Conditional Probability given 3 events

Question

Say I have a pack of 60 batteries. There is a 95% probability that all of them work, a 3.5% probability that 1 is defective, and 1.5% probability that 2 are defective. If I choose 2 from the pack, and the first I test is defective, what is the probability that the second is also defective?

I know I am looking for the probability of 2 defective batteries given one defective, so a conditional probability, however I can't figure out how to solve it. All of the formulas I have for solving these involve the probability of an intersection, a reversal of the condition, or compliments. I don't seem to have any. Can anyone help me start this problem? Am I looking too far into an easy problem?

Answer 1

Let $A$ be the event that the first battery you pull is defective. Let $B$ be the event that the second battery you pull is defective.

Let $X$ be the event that the pack contains one defective battery total and $Y$ the event that it has two defective batteries total.

We are asked to find $Pr(B\mid A)$

We have:

$$Pr(B\mid A) = \dfrac{Pr(B\cap A)}{Pr(A)} = \dfrac{Pr(B\cap A\cap X)+Pr(B\cap A\cap Y)}{Pr(A\cap X)+Pr(A\cap Y)} = \dfrac{Pr(B\mid A\cap X)Pr(A\mid X)Pr(X)+Pr(B\mid A\cap Y)Pr(A\mid Y)Pr(Y)}{Pr(A\mid X)Pr(X)+Pr(A\mid Y)Pr(Y)}$$

Can you continue from here?

$\dfrac{0+\frac{1}{59}\cdot \frac{2}{60}\cdot 0.015}{\frac{1}{60}\cdot 0.035+\frac{2}{60}\cdot 0.015}\approx 0.0078227$

Answer 2

JMoravitz's answer is perfect, and this is not a criticism of it in any way. It's just a slightly different (though entirely equivalent) way of thinking about it that I find easier.

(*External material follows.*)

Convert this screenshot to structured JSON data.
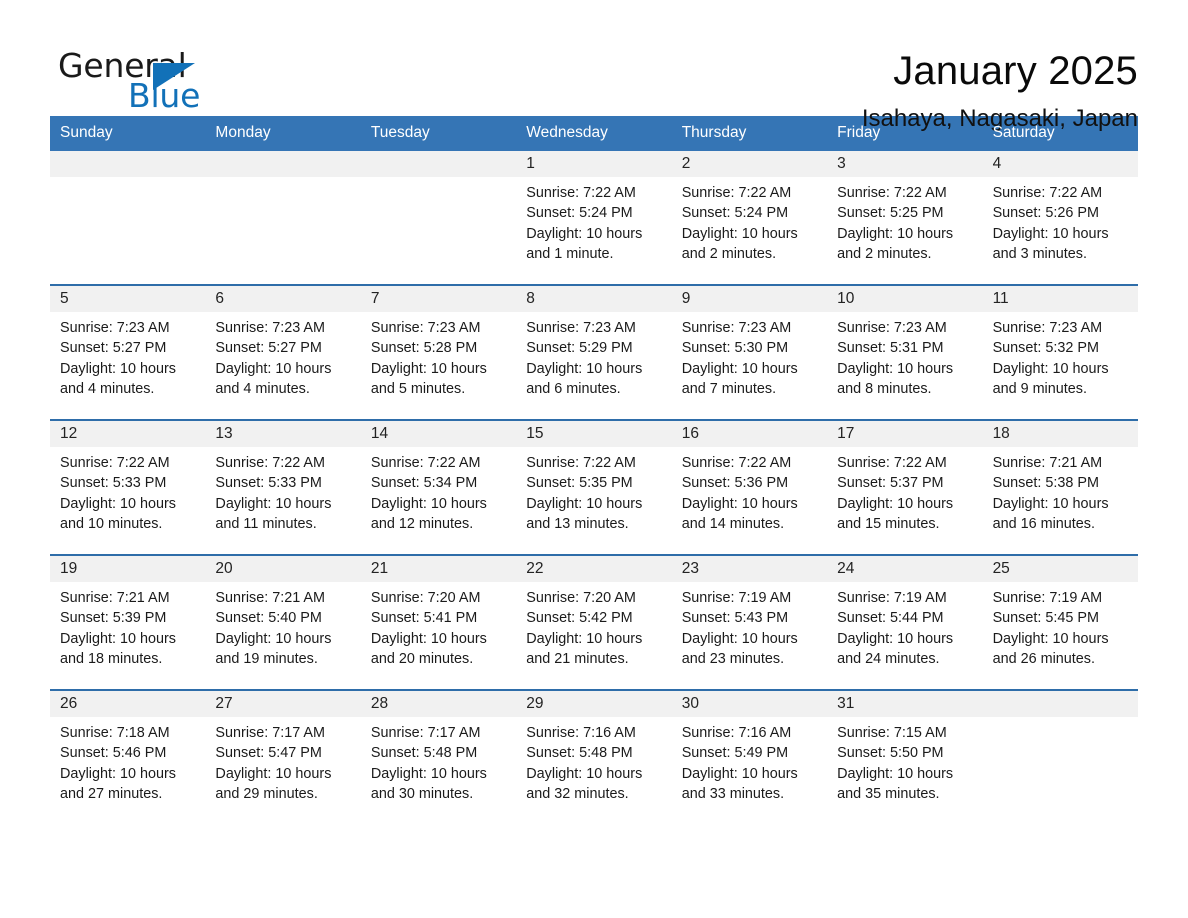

Using the same notation as in that answer, let us compute the a posteriori probabilities of $X$ and $Y$, after the first battery turns out to be defective. We have $$\Pr(A)=\Pr(A|X)\Pr(X)+\Pr(A|Y)\Pr(Y)={.035\over60}+{2\cdot.0105\over60}={.065\over60}$$ Then $$\Pr(X|A)={\Pr(X\cap A)\over\Pr(A)}={\Pr(A|X)\Pr(X)\over\Pr(A)}={.035/60\over.065/60}={7\over13}$$ and similarly (or because it it the only possibility left) $$\Pr(Y|A)={6\over13}$$ So now the situation is that there are $59$ batteries in a box with at most one defective battery, and the probability that there is a defective battery is ${6\over13}$. Clearly, the probability of drawing a defective battery is $${6\over13\cdot59},$$ the same answer JMoravitz got.